Dans le même esprit, le groupement Alphega s’est allié avec le génériqueur Sandoz, pour bénéficier de son outil Oncoach, qui permet d’aborder le patient différemment selon son tempérament.
Pour la 11e année consécutive, les pharmaciens du groupement Giropharm (540 adhérents) sensibilisent leurs patientes au dépistage et le font voir et savoir avec du rose partout et le message « Tous engagés ». Les patientes concernées se verront ainsi remettre un flyer en trois volets sur le cancer du sein et les autres cancers féminins. Reconduite, la box patient permet de classer ses documents santé et de noter ses contacts (ville et hôpital) pour mieux gérer son parcours de soins. Elle peut être complétée par l’équipe officinale avec, par exemple, des livrets sur la chimio ou la radiothérapie.
Pharmactiv a retenu cette année un axe de communication autour de la prévention et de l’autopalpation mammaire avec pour slogan « L’autopalpation peut sauver des vies. Apprenez les bons gestes ». Le dispositif a été réalisé en partenariat avec les laboratoires Biogaran, Boiron et Nutricia.

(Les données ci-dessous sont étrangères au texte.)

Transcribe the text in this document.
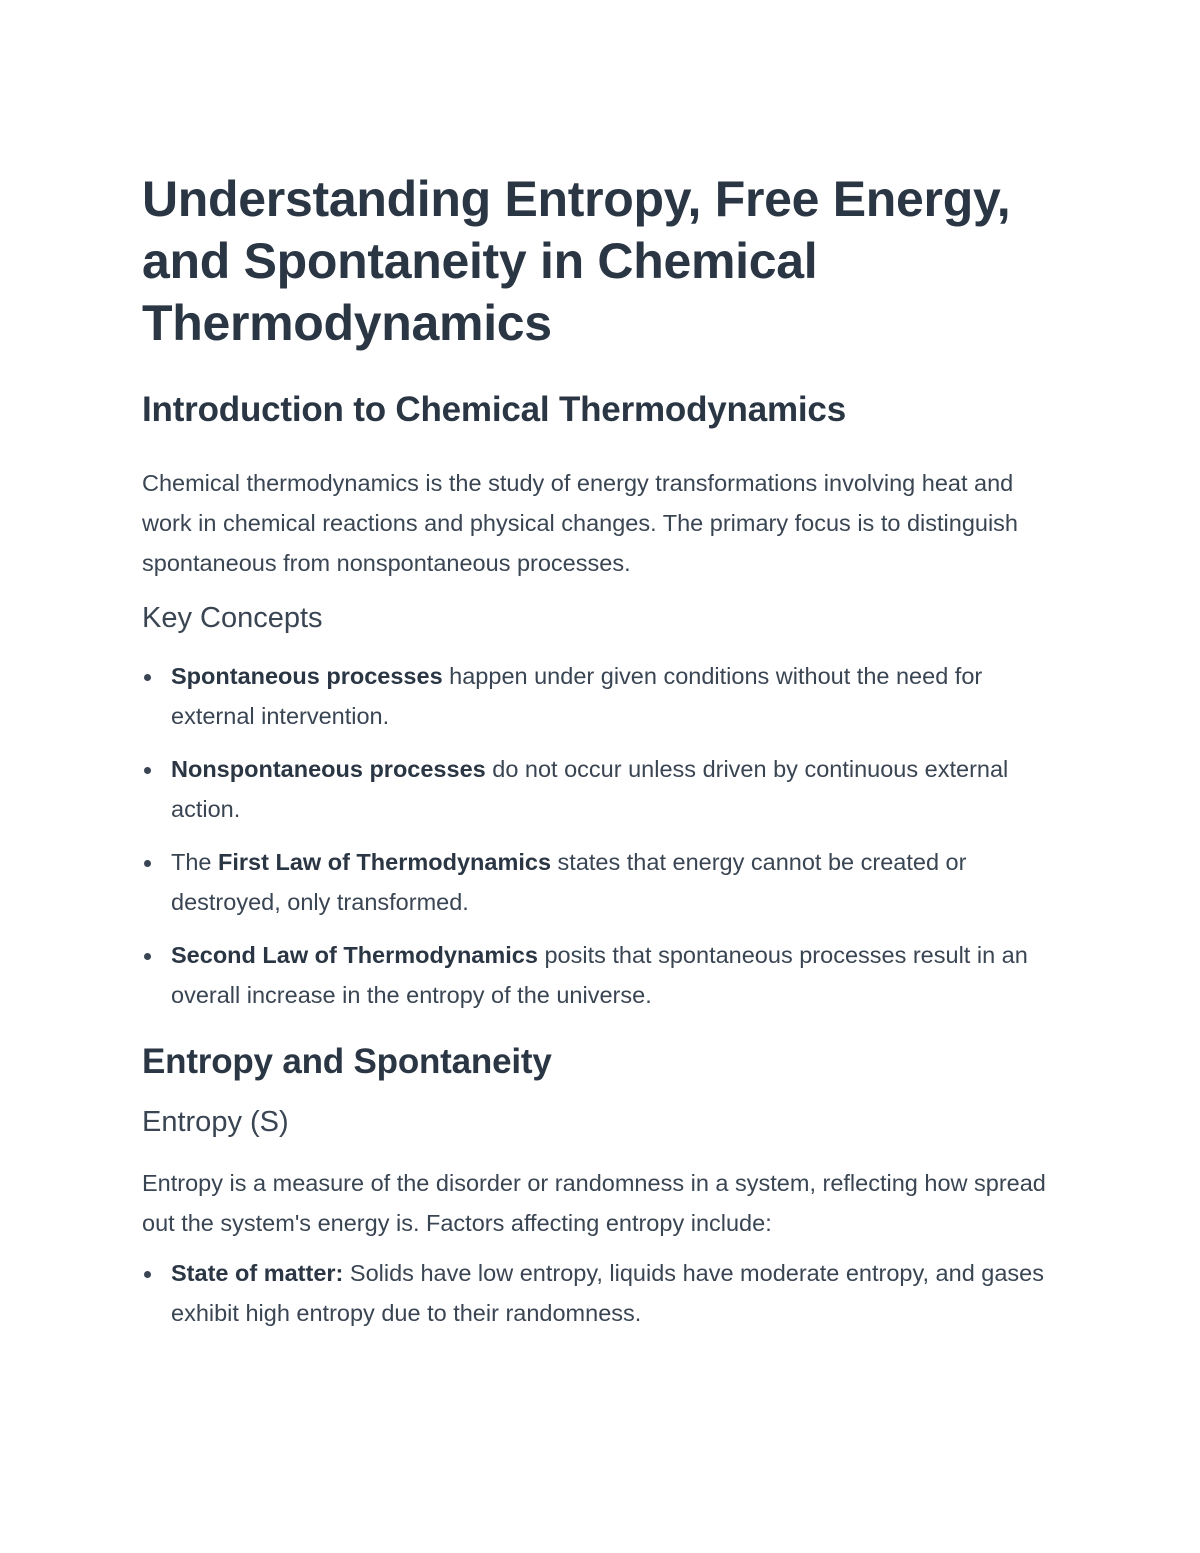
Understanding Entropy, Free Energy, and Spontaneity in Chemical Thermodynamics
Introduction to Chemical Thermodynamics

Chemical thermodynamics is the study of energy transformations involving heat and work in chemical reactions and physical changes. The primary focus is to distinguish spontaneous from nonspontaneous processes.

Key Concepts
Spontaneous processes happen under given conditions without the need for external intervention.
Nonspontaneous processes do not occur unless driven by continuous external action.
The First Law of Thermodynamics states that energy cannot be created or destroyed, only transformed.
Second Law of Thermodynamics posits that spontaneous processes result in an overall increase in the entropy of the universe.
Entropy and Spontaneity
Entropy (S)

Entropy is a measure of the disorder or randomness in a system, reflecting how spread out the system's energy is. Factors affecting entropy include:

State of matter: Solids have low entropy, liquids have moderate entropy, and gases exhibit high entropy due to their randomness.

Les 47 pharmacies appartenant au groupement iPharm vont diffuser sur leur vitrine une campagne destinée à promouvoir un accompagnement personnalisé à chaque patient. Réalisée en collaboration avec La Roche-Posay, elle s’appuie sur des formations en amont pour les équipes (pathologie, traitements, approche psychologique, parcours de soins, etc.). Ce sera la deuxième année consécutive que le groupement s’investit dans Octobre rose.
Quant à Pharmacie Lafayette, le groupement (250 officines) a conçu cette année son premier livret thématique proposant, entre autres, des recommandations pour mieux vivre sa maladie, ainsi que des articles pratiques pour prendre soin de son image…
Fabienne Colin et laurent Lefort
À RETENIR
– 50 % des patients pris en charge en oncologie le sont à travers une thérapie par voie orale.
– Groupements et laboratoires incitent donc les officinaux à s’engager dans les entretiens pour patients sous anticancéreux oraux.
– Le suivi en oncologie présente un intérêt économique en matière de conseils et de ventes associés ; il est cependant encore difficile d’évaluer le retour sur investissement.